I do not think the American state is fundamentalist nor do I think the funding the Taliban made the US a fundamentalist state. I was trying to make the point that there is a perception that the so called war on terror is a war between Moslem fundamentalism and Christianity, I do not believe that because the United States will support fundamentalist Islam if it suits its stategic aims and that some times its support of terrible fundamentalist regimes like the Taliban has that support turned against in military actions. Indonesian government which is Moslem Fundamentalist if ever there was one, was described by Clinton as being "Our kind of guys" when the Suharto regime was carrying out the mass murder of thousands of its ethnic Chinese citizens. The best source on this topic is the book "Un Holy Wars" by John Cooley
I do believe that the American culture is fundamentalist but I suppose it all depends on what one means by "fundamentalist" as you say, but I see the fact that in surveys the majority of Americans say they believe in the Creation story, they say they believe in the ten commandments, if asked the majority know only about three, but belief in the story of Adam and Eve would seem to me to be fairly fundamental.
It seems to me that quite a lot of American Politicians end their speeches with God Bless You and God Bless America. Would that not indicate that the politicians believe it does them no harm within American culture to utter prayers? Would it not indicate that Americans accept Christianity as part of the culture? Then there is the massive support in terms of audiences that fundamentalist Christian Sects attract and the large facilities they have and the money that flows to them. The most popular TV channel Fox News has Bill O'Reilly raging against any suggestion that religous symbols be removed from public funded buildings. He hates the move of some retail outlets, presumably with customers of several religions, using Happy Holiday instead of Merry Christmas.He appears to get a lot of support for that.
I think that makes the culture fundamentalist. I may be wrong and you may be right it is just a matter of opinion in the end.
Thank you again for your opinion,
Misterrific <ba2gan74@...> wrote:
"An opinion of course based on information taken from numerous
atheist sites in the US."
I see. Are these information factual or opinions as well? I'm not
saying that opinions are bad. We can learn a lot from opinions
provided that they are logical and sound. I can entertain the opinion
about the US having a fundamentalist culture, if it is logical. But I
just don't see how we can arrive at that notion (US having a
fundamentalist culture) based on the arguments you previously
presented. For instance, I don't see how having a client with a
fundamentalist culture make the US a fundamentalist culture country.

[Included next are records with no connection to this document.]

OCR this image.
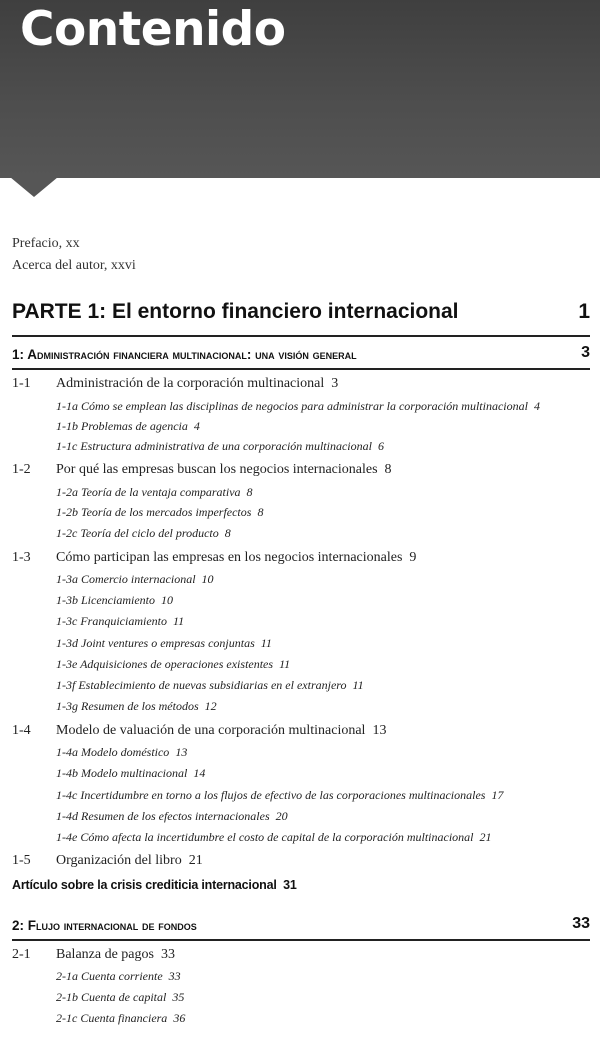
Contenido
Prefacio, xx
Acerca del autor, xxvi
PARTE 1: El entorno financiero internacional	1
1: Administración financiera multinacional: una visión general	3
1-1 Administración de la corporación multinacional 3
1-1a Cómo se emplean las disciplinas de negocios para administrar la corporación multinacional 4
1-1b Problemas de agencia 4
1-1c Estructura administrativa de una corporación multinacional 6
1-2 Por qué las empresas buscan los negocios internacionales 8
1-2a Teoría de la ventaja comparativa 8
1-2b Teoría de los mercados imperfectos 8
1-2c Teoría del ciclo del producto 8
1-3 Cómo participan las empresas en los negocios internacionales 9
1-3a Comercio internacional 10
1-3b Licenciamiento 10
1-3c Franquiciamiento 11
1-3d Joint ventures o empresas conjuntas 11
1-3e Adquisiciones de operaciones existentes 11
1-3f Establecimiento de nuevas subsidiarias en el extranjero 11
1-3g Resumen de los métodos 12
1-4 Modelo de valuación de una corporación multinacional 13
1-4a Modelo doméstico 13
1-4b Modelo multinacional 14
1-4c Incertidumbre en torno a los flujos de efectivo de las corporaciones multinacionales 17
1-4d Resumen de los efectos internacionales 20
1-4e Cómo afecta la incertidumbre el costo de capital de la corporación multinacional 21
1-5 Organización del libro 21
Artículo sobre la crisis crediticia internacional 31
2: Flujo internacional de fondos	33
2-1 Balanza de pagos 33
2-1a Cuenta corriente 33
2-1b Cuenta de capital 35
2-1c Cuenta financiera 36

I don't see how assisting a fundy group like the Taliban would make
the US a fundy state. Moreover, I don't see how the present 'War on
Terror' being blamed on Fundamentalist America, if we really haven't
established yet that the US truly has a fundamentalist culture.
I guess the heart of the matter is, what makes a fundamentalist a
fundamentalist? Now based on the definition (whatever it might be),
how would that qualify the US culture as a fundamentalist?
Sorry, I don't think the examples you stated to support your opinion
can hold water as they seem to fail a logical flow your conclusion
does not follow from your premises.
I would agree that the US culture isn't perfect, but I don't think
it's imperfections would qualify it to be a fundamentalist culture.
"May I suggest you visit some of those site for a more expanded view?"
Sure. I guess there's no harm in reading more views about this
matter. Thanks for offering to share your references.